We can debate atheists at the academic level and show them to be wrong about what we believe, but if we treat our debate like some kind of contest, then no wonder that we can be judged as being smug. We can forget a central fact that it really is not we who can convert anyone. It is only God who can turn someone to Him, and even then He has the respect enough to allow that person to choose. All the Christian should do is just bear witness, not rejoice in getting one over on another, not treat evangelism like an intellectual contest. A debate should be an honest inquiry into the truth - a dialogue in which positions can be investigated and scrutinised honestly.
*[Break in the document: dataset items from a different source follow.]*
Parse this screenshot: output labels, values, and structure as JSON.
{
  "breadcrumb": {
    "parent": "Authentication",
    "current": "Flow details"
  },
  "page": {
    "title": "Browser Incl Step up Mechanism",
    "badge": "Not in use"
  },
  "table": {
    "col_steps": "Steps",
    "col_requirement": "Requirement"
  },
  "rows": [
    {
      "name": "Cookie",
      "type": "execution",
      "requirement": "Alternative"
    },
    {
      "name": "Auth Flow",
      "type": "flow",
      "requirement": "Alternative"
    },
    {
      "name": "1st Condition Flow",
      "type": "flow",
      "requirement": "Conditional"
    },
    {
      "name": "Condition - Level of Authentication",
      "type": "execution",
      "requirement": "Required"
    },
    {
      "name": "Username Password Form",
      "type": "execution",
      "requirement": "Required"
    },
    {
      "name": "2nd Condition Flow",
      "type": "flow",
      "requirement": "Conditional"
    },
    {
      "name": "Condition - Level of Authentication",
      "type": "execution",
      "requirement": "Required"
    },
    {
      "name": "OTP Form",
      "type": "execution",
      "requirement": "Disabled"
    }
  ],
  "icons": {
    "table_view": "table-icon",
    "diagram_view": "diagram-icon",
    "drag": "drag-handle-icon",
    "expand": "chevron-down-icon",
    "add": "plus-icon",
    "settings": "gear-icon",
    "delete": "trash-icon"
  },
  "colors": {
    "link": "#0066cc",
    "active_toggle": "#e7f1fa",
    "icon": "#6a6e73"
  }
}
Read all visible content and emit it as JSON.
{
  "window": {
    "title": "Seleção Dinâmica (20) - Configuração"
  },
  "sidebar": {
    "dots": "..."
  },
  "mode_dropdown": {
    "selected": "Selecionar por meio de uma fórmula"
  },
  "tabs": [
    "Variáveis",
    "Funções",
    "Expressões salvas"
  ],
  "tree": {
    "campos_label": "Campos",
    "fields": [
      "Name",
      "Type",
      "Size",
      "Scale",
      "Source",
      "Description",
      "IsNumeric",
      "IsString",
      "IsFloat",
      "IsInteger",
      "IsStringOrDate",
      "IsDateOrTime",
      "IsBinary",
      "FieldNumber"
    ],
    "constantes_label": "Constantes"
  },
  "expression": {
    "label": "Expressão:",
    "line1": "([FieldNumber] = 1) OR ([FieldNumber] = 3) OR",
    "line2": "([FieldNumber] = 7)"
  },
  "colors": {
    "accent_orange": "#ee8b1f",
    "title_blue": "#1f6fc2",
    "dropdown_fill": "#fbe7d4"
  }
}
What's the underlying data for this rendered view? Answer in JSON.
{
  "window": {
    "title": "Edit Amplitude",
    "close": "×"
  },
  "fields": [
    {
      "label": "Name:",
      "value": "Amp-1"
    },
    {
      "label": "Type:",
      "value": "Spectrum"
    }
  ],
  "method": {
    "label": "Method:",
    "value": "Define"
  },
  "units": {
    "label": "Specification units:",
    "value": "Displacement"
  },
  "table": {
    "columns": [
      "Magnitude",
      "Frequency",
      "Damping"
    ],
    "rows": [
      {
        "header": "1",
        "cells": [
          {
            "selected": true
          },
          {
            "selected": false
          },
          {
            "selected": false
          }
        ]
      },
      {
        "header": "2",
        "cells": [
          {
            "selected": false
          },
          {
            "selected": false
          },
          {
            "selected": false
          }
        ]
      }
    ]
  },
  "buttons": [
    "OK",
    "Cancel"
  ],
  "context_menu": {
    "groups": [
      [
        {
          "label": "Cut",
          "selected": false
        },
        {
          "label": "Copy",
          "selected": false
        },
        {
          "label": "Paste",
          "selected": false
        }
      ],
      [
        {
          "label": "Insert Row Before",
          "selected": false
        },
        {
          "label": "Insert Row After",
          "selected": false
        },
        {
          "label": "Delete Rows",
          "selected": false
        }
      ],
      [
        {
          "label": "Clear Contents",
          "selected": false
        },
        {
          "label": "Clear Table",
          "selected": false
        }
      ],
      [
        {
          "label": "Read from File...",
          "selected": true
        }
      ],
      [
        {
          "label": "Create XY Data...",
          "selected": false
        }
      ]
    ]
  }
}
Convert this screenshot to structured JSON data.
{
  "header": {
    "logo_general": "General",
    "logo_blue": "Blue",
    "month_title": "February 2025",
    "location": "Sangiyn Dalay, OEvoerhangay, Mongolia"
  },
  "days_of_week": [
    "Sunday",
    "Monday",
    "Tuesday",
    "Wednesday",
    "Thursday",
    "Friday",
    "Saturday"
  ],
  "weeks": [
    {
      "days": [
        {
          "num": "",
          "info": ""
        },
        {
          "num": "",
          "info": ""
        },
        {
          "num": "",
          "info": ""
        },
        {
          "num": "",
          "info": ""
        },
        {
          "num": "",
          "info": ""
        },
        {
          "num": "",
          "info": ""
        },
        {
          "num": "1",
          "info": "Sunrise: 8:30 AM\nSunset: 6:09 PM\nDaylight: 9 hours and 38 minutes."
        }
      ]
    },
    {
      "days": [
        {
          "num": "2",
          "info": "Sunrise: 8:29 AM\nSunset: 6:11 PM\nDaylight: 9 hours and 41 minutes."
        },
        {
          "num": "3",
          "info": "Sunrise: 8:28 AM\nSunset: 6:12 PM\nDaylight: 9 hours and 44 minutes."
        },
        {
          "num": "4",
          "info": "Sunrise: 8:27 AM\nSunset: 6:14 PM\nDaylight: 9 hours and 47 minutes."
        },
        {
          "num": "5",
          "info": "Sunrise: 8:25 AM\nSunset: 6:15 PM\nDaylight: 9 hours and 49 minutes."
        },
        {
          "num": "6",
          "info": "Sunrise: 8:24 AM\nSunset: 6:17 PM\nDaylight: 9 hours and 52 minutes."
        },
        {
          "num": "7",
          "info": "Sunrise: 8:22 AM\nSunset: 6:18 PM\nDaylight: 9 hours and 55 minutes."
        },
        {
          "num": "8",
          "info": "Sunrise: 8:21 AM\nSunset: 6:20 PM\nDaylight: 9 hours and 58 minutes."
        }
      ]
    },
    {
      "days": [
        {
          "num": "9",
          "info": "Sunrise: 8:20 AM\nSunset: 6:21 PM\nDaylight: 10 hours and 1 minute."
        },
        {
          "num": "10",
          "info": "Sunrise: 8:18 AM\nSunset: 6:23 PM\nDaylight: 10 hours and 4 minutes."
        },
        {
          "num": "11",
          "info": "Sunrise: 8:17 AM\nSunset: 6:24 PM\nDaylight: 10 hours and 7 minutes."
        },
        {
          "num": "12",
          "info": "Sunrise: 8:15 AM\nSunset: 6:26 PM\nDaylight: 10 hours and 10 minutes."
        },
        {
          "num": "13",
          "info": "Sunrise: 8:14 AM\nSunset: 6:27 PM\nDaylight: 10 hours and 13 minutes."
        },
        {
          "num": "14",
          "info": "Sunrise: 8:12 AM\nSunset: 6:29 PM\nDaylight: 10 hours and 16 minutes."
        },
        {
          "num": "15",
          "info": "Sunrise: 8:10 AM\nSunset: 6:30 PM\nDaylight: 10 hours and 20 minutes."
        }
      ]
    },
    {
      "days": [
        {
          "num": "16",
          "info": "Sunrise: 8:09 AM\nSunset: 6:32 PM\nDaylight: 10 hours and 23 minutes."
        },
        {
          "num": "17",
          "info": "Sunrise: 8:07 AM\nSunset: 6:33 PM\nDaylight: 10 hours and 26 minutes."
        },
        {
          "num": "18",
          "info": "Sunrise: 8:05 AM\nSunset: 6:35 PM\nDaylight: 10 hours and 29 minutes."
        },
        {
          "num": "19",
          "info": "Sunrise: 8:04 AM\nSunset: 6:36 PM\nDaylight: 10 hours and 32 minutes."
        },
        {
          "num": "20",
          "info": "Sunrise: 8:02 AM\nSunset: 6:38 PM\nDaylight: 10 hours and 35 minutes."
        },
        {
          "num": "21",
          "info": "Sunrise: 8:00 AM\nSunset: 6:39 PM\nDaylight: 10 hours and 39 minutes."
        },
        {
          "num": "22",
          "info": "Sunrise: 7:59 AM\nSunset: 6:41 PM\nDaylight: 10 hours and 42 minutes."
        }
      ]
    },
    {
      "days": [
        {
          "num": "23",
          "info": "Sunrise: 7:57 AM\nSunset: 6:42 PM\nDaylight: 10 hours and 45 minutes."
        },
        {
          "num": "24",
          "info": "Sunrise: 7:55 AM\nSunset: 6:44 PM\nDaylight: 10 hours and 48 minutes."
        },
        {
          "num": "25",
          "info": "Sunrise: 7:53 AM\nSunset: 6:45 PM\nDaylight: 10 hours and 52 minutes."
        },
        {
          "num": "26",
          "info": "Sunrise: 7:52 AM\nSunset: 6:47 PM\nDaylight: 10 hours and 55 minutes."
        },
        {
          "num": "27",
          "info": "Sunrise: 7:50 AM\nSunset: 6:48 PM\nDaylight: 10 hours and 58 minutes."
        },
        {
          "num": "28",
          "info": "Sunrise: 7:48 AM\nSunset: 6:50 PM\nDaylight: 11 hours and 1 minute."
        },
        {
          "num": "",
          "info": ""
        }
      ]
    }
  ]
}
The Church has a duty to combat heresy because heresy does endanger people's souls. There is only one God in three persons and that is difficult to comprehend, but the central truth of our salvation through Our Lord Jesus Christ needs to be told and told well, not for our sake but for the sake of others. This is where smugness really lets us down because smugness is inherently selfish. It comes at the expense of the person to whom we are trying to minister. The moment we forget about them and where they are then we have lost the Truth and its power, but exchanged that great power for our own which is worse than useless.

Often, when someone leaves the Church we find fault with their theology. That theology may indeed be flawed but we often miss the question of what it is about the Church that has caused that person to leave. We forget that someone who leaves the Church is tacitly saying something about the way we haven't been communicating our precious Truth. If someone leaves in heresy, then it is because we have not been thinking of them and where they are, but rather basking in the warm glow of our own smugness. That is an indictment and it is a serious indictment.

What's the answer to smugness? Simple: look at the other person and put yourself where they are.

If some Christians are predicting the end of the world, one has to ask why. The answer is simple. They want the world to end, and it's not hard to see why as we watch much chaos, bloodshed and loveless behaviour spreading around the globe. What they want is not so much the end of the world but the end of mankind's cruelty and the coming of God's Kingdom. Well, I'm on board with that. I don't think it will happen the way they will. I will stand with them and say "Maranatha". Even so, come Lord Jesus.